There were some warning signs for Republicans when, in 2016, Trump defeated Democratic presidential nominee Hillary Clinton by only 5% in the Peach State. Compared to the double-digit wins Republicans had enjoyed in Georgia in previous presidential elections, the 2016 results indicated that they were losing ground there. Then, in 2018, Democratic gubernatorial nominee Stacey Abrams narrowly lost to Republican Brian Kemp, now Georgia's governor. And now, polls are showing a tight 2020 presidential race in Georgia, with Biden slightly ahead in some polls and Trump slightly ahead in others.

A recent New York Times/Siena College survey showed Biden and Trump tied at 45%. Compare that to 2004, when President George W. Bush defeated Democratic presidential nominee John Kerry by 16% in Georgia.

In addition to the presidential race, reporters will be paying close attention to Georgia because of two U.S. Senate races.

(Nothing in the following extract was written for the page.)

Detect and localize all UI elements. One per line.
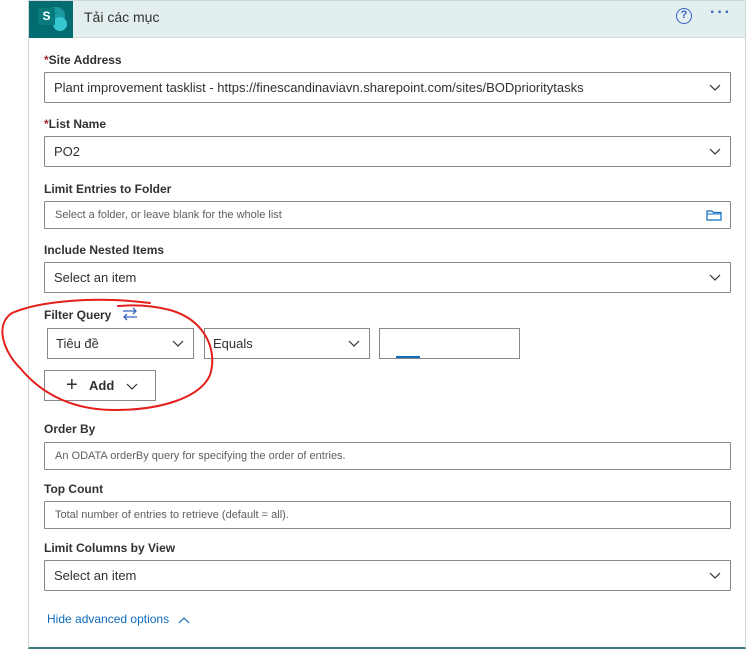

"Not just one, but both of Georgia's Senate seats are on the ballot this year because of the special election to fill Johnny Isakson's seat," Talev and McCammond note. "Polling shows they're crowded or close races with no clear winner. Georgia law sends general-election races to a January 5 runoff if no one hits 50%+ — and right now, no candidate is reaching 50% in the polling. So, if control of the Senate isn't clear by then, we'll have to wait for the Georgia runoffs."

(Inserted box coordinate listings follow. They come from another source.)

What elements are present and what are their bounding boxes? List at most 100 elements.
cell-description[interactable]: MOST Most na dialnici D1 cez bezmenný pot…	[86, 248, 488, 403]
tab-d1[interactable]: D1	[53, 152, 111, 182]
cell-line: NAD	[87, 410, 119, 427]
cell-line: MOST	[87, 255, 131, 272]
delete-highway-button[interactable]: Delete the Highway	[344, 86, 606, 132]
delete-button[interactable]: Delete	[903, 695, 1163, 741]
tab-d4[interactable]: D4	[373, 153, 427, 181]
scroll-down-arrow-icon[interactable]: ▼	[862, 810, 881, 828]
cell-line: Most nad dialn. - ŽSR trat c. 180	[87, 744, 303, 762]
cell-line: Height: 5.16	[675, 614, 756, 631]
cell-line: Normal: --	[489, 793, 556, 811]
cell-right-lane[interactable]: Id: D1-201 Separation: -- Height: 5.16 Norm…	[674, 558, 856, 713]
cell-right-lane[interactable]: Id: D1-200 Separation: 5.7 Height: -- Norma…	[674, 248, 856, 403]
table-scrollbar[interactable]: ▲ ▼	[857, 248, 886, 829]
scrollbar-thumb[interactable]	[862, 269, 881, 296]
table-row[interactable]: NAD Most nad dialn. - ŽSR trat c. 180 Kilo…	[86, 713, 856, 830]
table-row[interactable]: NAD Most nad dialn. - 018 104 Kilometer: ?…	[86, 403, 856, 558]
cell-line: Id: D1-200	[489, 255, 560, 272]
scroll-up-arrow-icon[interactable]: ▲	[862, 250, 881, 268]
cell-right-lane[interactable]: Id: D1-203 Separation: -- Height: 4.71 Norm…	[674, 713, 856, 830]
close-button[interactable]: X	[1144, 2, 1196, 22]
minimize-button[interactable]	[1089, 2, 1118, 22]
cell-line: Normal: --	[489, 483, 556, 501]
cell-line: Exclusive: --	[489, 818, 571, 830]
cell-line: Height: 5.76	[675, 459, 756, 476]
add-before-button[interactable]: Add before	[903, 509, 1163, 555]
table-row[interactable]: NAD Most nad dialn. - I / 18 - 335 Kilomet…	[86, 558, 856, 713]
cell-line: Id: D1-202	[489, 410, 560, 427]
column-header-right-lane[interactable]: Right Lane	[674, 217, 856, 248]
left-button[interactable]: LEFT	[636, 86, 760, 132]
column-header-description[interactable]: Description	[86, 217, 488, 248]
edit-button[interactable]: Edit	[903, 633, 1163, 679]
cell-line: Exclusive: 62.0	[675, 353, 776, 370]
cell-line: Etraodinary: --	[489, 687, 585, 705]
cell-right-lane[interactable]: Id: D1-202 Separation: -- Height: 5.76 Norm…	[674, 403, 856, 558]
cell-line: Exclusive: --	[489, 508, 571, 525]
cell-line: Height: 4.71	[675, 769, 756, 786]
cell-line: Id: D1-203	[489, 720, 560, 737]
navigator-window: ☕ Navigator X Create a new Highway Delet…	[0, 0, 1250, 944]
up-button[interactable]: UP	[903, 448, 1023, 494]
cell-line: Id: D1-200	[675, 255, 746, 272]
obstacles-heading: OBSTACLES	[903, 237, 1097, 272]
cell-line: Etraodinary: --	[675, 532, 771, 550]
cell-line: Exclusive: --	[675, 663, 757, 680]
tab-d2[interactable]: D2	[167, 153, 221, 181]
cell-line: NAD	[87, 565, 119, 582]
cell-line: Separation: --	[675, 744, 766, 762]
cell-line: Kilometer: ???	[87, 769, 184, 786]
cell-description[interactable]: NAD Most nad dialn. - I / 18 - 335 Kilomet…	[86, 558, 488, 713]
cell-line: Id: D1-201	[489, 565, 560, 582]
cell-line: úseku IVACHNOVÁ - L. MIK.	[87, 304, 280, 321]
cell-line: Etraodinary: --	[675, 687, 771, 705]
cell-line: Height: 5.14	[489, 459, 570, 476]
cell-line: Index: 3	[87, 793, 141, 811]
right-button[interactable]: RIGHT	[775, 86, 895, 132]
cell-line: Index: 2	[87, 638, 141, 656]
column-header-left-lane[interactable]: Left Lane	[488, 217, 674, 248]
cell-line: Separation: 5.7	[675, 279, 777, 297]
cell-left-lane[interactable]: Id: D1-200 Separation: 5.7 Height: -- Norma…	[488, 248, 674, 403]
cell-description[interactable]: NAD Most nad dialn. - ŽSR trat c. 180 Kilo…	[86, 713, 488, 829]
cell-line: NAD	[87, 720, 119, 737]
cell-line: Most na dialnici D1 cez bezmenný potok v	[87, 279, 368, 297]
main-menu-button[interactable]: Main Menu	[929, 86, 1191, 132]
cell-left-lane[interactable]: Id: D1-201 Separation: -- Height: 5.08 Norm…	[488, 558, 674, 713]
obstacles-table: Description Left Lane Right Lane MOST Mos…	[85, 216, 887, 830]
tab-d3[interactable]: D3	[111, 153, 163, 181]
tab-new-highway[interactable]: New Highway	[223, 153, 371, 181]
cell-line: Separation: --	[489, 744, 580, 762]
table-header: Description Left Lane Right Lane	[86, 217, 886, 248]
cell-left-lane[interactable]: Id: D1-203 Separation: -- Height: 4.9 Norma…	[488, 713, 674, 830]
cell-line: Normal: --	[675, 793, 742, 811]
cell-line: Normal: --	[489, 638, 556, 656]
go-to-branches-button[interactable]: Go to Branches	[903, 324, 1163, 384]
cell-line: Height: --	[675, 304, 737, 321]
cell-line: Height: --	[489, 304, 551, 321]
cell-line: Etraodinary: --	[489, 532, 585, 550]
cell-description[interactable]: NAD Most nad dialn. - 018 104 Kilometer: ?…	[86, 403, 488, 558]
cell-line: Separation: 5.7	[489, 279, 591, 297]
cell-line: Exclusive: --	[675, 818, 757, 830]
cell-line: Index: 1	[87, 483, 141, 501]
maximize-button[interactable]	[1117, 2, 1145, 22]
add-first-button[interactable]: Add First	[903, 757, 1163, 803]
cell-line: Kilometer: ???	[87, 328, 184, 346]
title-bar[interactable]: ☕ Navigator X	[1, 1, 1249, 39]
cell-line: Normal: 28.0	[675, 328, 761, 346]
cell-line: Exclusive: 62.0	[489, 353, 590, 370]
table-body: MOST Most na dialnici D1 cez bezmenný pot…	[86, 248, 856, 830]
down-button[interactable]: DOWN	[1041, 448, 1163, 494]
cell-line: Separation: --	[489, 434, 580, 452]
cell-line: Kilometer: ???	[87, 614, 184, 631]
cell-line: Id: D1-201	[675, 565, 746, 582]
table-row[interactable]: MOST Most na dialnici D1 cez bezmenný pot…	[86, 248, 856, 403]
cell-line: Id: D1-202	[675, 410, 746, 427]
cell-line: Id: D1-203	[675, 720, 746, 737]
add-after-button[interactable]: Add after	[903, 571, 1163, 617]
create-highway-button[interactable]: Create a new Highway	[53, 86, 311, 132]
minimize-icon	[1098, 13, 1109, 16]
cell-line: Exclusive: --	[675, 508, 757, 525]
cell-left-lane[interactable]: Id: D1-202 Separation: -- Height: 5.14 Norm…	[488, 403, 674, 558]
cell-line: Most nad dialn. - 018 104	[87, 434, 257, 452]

On Election Night, the states that could determine whether or not Republicans will maintain their Senate majority include Arizona, Iowa, Maine, Colorado and North Carolina. Incumbent GOP senators are considered vulnerable in all of those states. But as Talev and McCammond point out, it's important to keep an eye on Georgia's two U.S. Senate races as well.

In Georgia, the Axios reporters observe, "GOP incumbent Sen. David Perdue was tied with Democrat Jon Ossoff at 43% in the latest public polling, a New York Times/Siena College poll out this week. Libertarian Shane Hazel had 4%, potentially drawing enough support to block either major-party candidate from crossing 50%.... The intraparty battle for the other seat, between Sen. Kelly Loeffler — who's filled the seat since January after Isakson retired early for health reasons — and Rep. Doug Collins, has split the GOP side of the vote, with Loeffler holding an edge. That's allowed Democrat Raphael Warnock to slide into the lead, though no one's close to 50%."

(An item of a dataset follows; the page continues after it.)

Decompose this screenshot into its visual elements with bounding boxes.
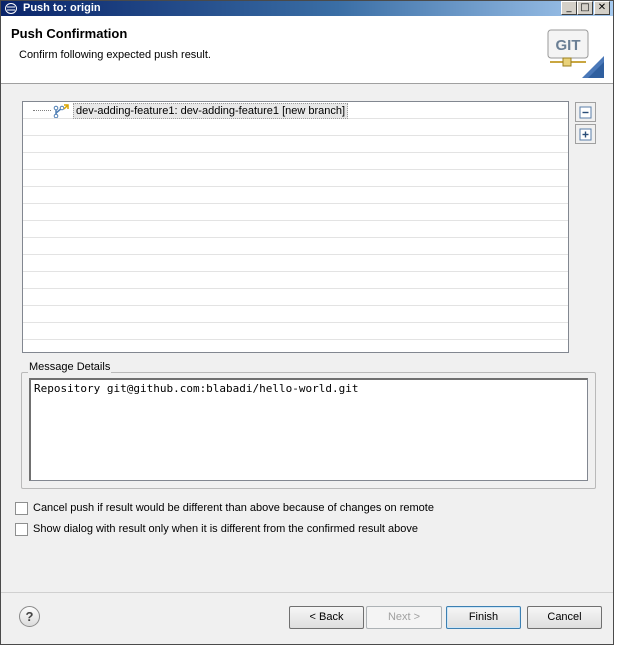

It's important to understand the difference between deep red states and light red states when it comes to U.S. politics. The states where polls are showing Trump ahead of Biden by 15% or 20% are deep red states, while the states where Republicans still have an advantage but not a double-digit advantage are light red states — Georgia and Texas, for example (Biden is competitive in Texas as well). And Talev and McCammond note that demographics are making Georgia more Democrat-friendly.

"Nearly a third of Georgians are Black, and White people's share of the population has fallen significantly in the past two decades," the reporters observe. "With the pandemic and push toward early voting, white early voting has increased 64% in Georgia compared to the same point in 2016, according to TargetSmart. But early ballots cast by Black voters has increased 88%."